INTRODUCTION
Immune-mediated disorders can be transferred to recipients during solid organ transplantation by residual leukocytes from the donor organ. The most common form is passenger lymphocyte syndrome which provokes hemolytic anemia due to anti-A or anti-B produced by the lymphocytes present in the transplanted organ, in the case of ABO incompatibility between the recipient and donor. Transplantation-mediated alloimmune thrombocytopenia (TMAT) is an uncommon form of donor-derived thrombocytopenia following solid organ transplantation. Rarely described, this condition occurs following transplantation from a donor with immune thrombocytopenia (ITP) and may lead to hemorrhagic complications, graft failure, and even death1–3. In this case report, we describe two children who developed severe, life-threatening thrombocytopenia after in situ split liver transplantation from the same donor.
CASE REPORT
Donor
The donor was a 13-year-old boy with ITP who sustained an intracranial hemorrhage and progressed to brain death. His blood group was A-positive, Rh (D) positive. His platelet count just before death was 2×109/L. The donor received steroids, intravenous immunoglobulins, and rituximab and underwent splenectomy. The liver was split and the right triple-lobe (1,100 g) was donated to recipient 1 and the left lateral lobe (395 g) implanted into recipient 2 using the standard technique.
Recipient 1
Liver recipient 1 was a 12-year-old boy weighing 31 kg with decompensated cirrhosis and gastrointestinal bleeding. His blood type was group A, Rh (D) positive, with a negative red blood cell antibody screen. His preoperative platelet count was 47×109/L, and platelet antibody screening was negative. The patient had no history of ITP.

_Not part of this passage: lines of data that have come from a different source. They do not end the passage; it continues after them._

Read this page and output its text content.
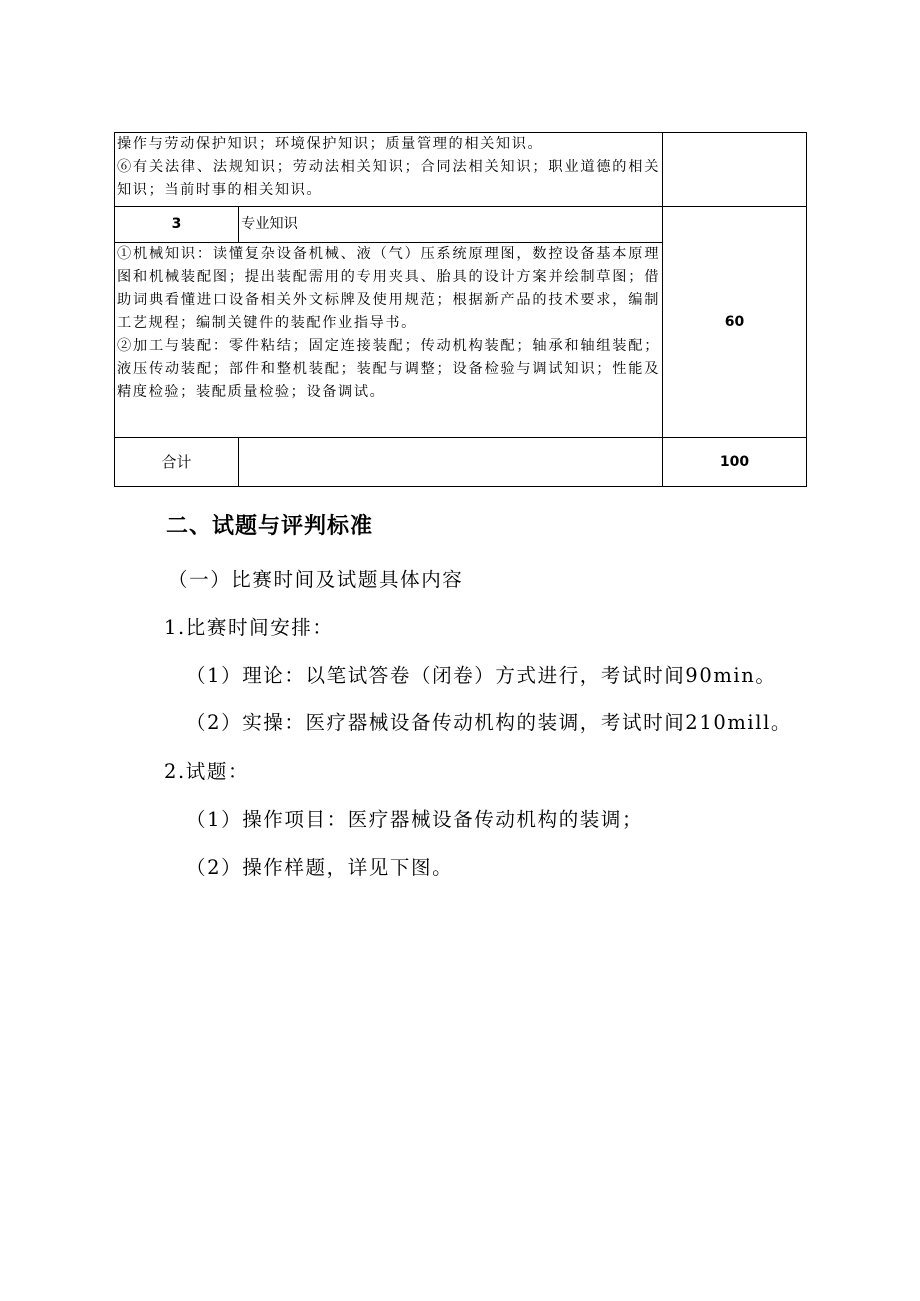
操作与劳动保护知识；环境保护知识；质量管理的相关知识。
⑥有关法律、法规知识；劳动法相关知识；合同法相关知识；职业道德的相关知识；当前时事的相关知识。		

3	专业知识	60

①机械知识：读懂复杂设备机械、液（气）压系统原理图，数控设备基本原理图和机械装配图；提出装配需用的专用夹具、胎具的设计方案并绘制草图；借助词典看懂进口设备相关外文标牌及使用规范；根据新产品的技术要求，编制工艺规程；编制关键件的装配作业指导书。
②加工与装配：零件粘结；固定连接装配；传动机构装配；轴承和轴组装配；液压传动装配；部件和整机装配；装配与调整；设备检验与调试知识；性能及精度检验；装配质量检验；设备调试。		

合计		100
二、试题与评判标准

（一）比赛时间及试题具体内容

1.比赛时间安排：

（1）理论：以笔试答卷（闭卷）方式进行，考试时间90min。

（2）实操：医疗器械设备传动机构的装调，考试时间210mill。

2.试题：

（1）操作项目：医疗器械设备传动机构的装调；

（2）操作样题，详见下图。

There were no surgical complications, and the patient’s condition remained stable throughout the in situ split transplantation procedure. The cold ischemia time was 495 min and the anhepatic phase time was 65 min. All anastomoses were performed after modified piggyback liver transplantation. The estimated total blood loss during the procedure was 600 mL. The intraoperative blood component use included 8.5 units of packed red blood cells, 10 units of platelets, 1,000 mL of fresh-frozen plasma, and 10.5 units of cryoprecipitate.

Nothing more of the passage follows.